Australia tried to return to prescribed maintenence heroin ten or so years ago but came under immense pressure from the US which threatened sanctions on the one hand and large grants to produce medical grade opiates one the other provided that it compled with US demands.
So far, docs in the US don’t gotta pee to get their licenses to practice, unless they’ve got a history of chemical dependency. Some employers of physicians do make a pre-job whiz quiz a requirement, but most do not. And frankly, I’d rather have my surgeon have opiates on board instead of THC. At least if he was habituated. Clean and sober would still be my first choice tho. By several miles.
I think that within 20 years, whiz quizzes will be as much a part of the job and licensing for physicians as it now is for commercial truckers and airline pilots. Is that a good thing? From the public’s health standpoint, yes, I think so.

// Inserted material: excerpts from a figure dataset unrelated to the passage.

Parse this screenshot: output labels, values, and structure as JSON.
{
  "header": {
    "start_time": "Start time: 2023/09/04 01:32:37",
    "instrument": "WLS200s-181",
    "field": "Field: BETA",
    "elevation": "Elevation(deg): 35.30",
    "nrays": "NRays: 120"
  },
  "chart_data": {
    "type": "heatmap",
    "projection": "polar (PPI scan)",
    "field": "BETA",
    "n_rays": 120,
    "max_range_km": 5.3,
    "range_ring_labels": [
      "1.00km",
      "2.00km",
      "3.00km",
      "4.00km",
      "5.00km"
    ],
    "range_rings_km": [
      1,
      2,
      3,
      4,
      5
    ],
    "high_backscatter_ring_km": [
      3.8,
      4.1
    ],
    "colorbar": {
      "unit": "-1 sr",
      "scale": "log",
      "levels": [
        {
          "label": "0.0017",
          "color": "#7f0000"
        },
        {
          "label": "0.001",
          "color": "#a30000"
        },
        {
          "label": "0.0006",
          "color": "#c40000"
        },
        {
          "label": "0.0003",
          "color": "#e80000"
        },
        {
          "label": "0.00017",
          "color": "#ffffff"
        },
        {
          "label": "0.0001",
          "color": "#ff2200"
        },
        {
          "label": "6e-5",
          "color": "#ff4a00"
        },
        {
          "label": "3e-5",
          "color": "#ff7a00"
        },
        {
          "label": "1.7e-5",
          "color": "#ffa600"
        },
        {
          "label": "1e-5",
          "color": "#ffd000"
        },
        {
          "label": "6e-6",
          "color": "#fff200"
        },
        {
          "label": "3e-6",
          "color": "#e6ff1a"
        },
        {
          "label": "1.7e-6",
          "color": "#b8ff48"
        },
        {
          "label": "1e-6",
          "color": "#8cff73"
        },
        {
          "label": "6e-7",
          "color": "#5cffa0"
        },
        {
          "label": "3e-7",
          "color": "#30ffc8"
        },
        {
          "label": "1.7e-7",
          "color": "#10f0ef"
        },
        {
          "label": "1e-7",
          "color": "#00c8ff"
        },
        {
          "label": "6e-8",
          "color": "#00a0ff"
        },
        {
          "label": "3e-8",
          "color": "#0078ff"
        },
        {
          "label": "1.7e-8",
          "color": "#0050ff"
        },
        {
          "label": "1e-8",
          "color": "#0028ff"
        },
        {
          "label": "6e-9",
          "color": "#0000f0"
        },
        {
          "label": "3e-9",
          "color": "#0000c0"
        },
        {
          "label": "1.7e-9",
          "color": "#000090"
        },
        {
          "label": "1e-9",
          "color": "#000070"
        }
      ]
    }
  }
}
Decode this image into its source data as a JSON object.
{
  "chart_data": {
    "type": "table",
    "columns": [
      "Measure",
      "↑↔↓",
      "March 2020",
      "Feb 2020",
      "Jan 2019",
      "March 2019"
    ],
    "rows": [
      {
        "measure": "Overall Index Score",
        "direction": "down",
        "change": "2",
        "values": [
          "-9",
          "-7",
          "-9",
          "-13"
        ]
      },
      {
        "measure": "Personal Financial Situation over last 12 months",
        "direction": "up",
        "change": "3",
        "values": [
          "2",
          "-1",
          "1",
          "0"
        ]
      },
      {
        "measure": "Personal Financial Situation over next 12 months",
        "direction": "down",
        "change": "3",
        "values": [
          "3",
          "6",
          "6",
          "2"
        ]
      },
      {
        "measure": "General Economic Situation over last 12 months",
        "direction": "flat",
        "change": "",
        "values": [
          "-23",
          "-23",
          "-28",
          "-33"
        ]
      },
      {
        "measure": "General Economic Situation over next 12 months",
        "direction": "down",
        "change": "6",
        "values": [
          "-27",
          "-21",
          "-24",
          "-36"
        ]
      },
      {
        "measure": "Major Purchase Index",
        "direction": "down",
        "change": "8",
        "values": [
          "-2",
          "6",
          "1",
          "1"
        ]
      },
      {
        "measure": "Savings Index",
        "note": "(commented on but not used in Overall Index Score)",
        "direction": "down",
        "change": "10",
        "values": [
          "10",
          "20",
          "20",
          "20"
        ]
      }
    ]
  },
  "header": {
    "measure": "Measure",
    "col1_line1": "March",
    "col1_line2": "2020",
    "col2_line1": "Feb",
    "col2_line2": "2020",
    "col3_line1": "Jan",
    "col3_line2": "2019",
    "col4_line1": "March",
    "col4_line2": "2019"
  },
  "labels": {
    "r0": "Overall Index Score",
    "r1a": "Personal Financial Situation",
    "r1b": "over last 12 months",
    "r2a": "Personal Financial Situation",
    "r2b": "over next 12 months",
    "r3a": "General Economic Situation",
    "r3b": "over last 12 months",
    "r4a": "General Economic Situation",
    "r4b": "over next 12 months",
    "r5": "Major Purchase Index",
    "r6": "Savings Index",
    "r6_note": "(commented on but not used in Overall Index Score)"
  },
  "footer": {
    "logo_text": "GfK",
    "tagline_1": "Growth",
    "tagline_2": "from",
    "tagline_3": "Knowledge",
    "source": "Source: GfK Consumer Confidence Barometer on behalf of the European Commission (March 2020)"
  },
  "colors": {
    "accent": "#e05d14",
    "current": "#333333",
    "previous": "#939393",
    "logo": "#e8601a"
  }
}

Pjen I can’t disagree with anything you said. Public policy towards drug abuse in the US is pretty stupid, sorry UK is following suit. Heroin is a boogyman to the politicians, it’s no more harmful or addictive than other commonly used opiates. Personally I still feel that medically unnecessary use of opiates is, at best, a terrible waste of time, and too often becomes a descent into a personal hell.